FileSource is just the simplest starting point. Lahuta supports multiple source types for different analysis and data types:

from lahuta.sources import (
    DatabaseHandleSource,
    DatabaseSource,
    DirectorySource,
    FileListSource,
    FileSource,
    MdTrajectoriesSource,
    NmrSource,
)

# One or more explicit files
src_files = FileSource(["core/data/1kx2_small.cif", "core/data/fubi.cif"])

# Scan a directory recursively
src_dir = DirectorySource("core/data", extensions=[".cif", ".cif.gz"], recursive=True)

# Read a text file with one input path per line
src_list = FileListSource("inputs.txt")

# Read records from an LMDB path
src_db = DatabaseSource("demo_db", batch=256)

# Read records from an existing open DB handle
src_db_handle = DatabaseHandleSource(db_handle, batch=256)

# Stream NMR multi-model inputs
src_nmr = NmrSource(["nmr_model.cif.gz"])

# Stream MD trajectories (structure + XTC files)
src_md = MdTrajectoriesSource([
    ("traj.gro", ["traj.xtc"]),
])

In practice, you keep the same task code and swap only the source constructor based on where the data lives.

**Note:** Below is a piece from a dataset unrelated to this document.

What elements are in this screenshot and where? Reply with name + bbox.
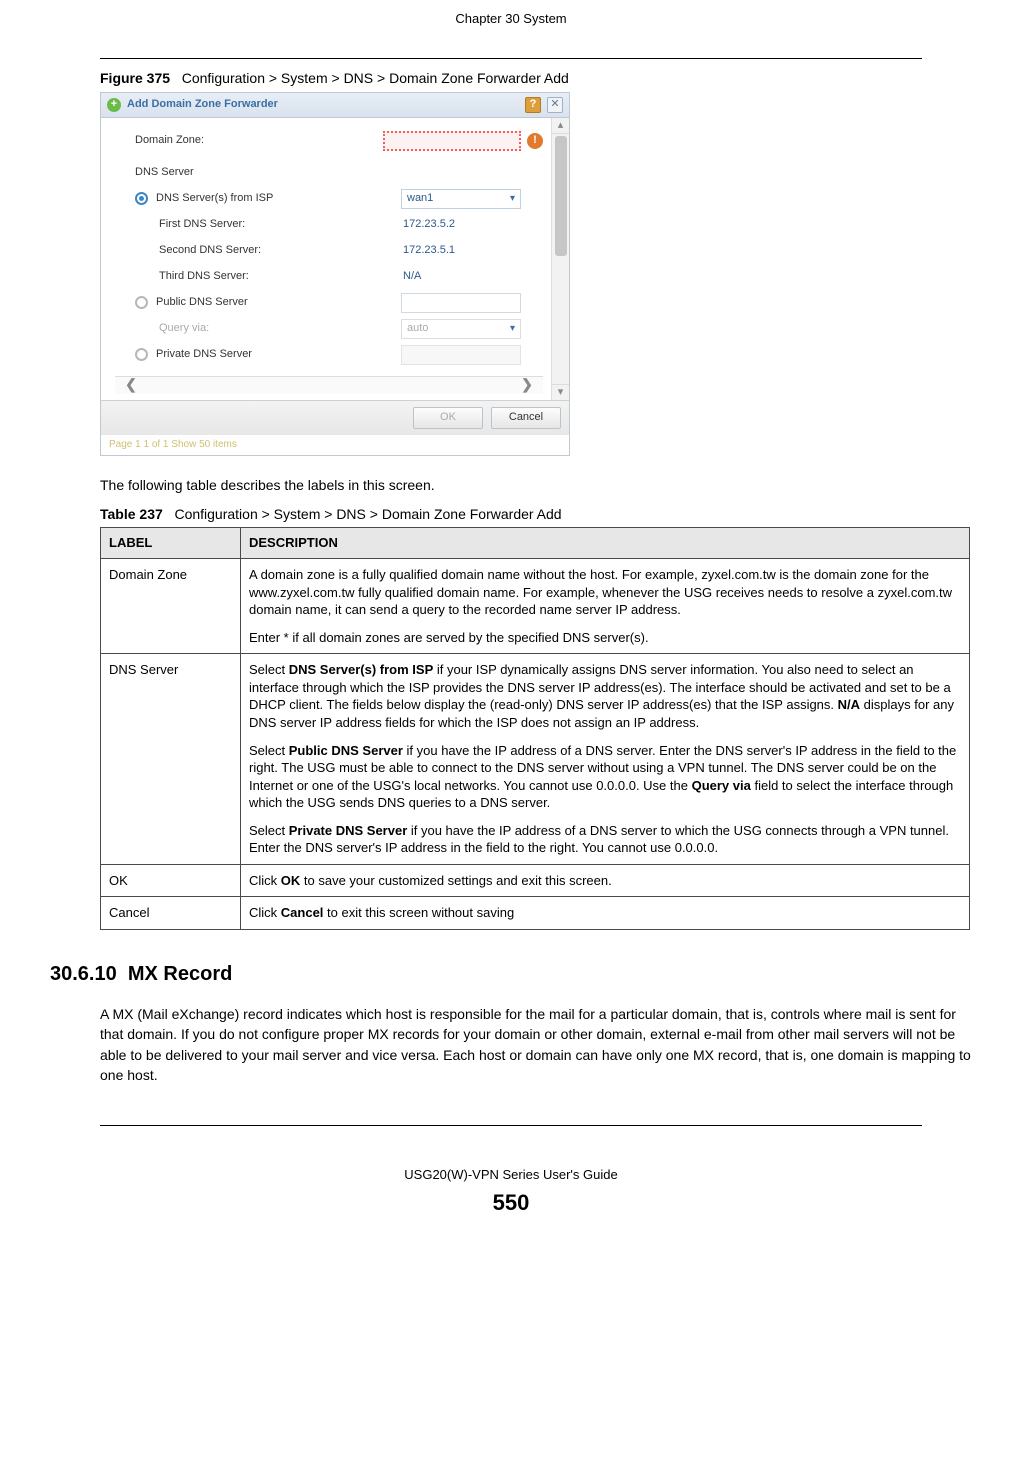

When you want full control, make the contact task explicit. This is the same operation with all key contact options shown:

from lahuta import ContactProvider, InteractionType
from lahuta.pipeline import ContactTask, InMemoryPolicy, Pipeline
from lahuta.sources import DirectorySource

p = Pipeline(DirectorySource("core/data", extensions=[".cif"], recursive=False))
p.add_task(
    name="contacts",
    task=ContactTask(
        provider=ContactProvider.MolStar,
        interaction_type=InteractionType.All,
    ),
    in_memory_policy=InMemoryPolicy.Keep,
)

Available contact providers are:

  • ContactProvider.MolStar
  • ContactProvider.Arpeggio
  • ContactProvider.GetContacts

You can add multiple contact tasks to the same pipeline run. This is useful when you want to compare provider behavior on the same structure set without running the source twice:

from lahuta import ContactProvider
from lahuta.pipeline import ContactTask, Pipeline
from lahuta.sources import FileListSource

p = Pipeline(FileListSource("inputs.txt"))
p.add_task(name="contacts_molstar",  task=ContactTask(provider=ContactProvider.MolStar))
p.add_task(name="contacts_arpeggio", task=ContactTask(provider=ContactProvider.Arpeggio))

out = p.run(threads=2)
molstar = out.to_dict("contacts_molstar")
arpeggio = out.to_dict("contacts_arpeggio")

The same graph can include your own Python functions, not only built-in contact tasks.
Custom tasks can read the current PipelineContext, use ctx.get_system() or ctx.get_topology() when needed, and emit text or JSON payloads into channels.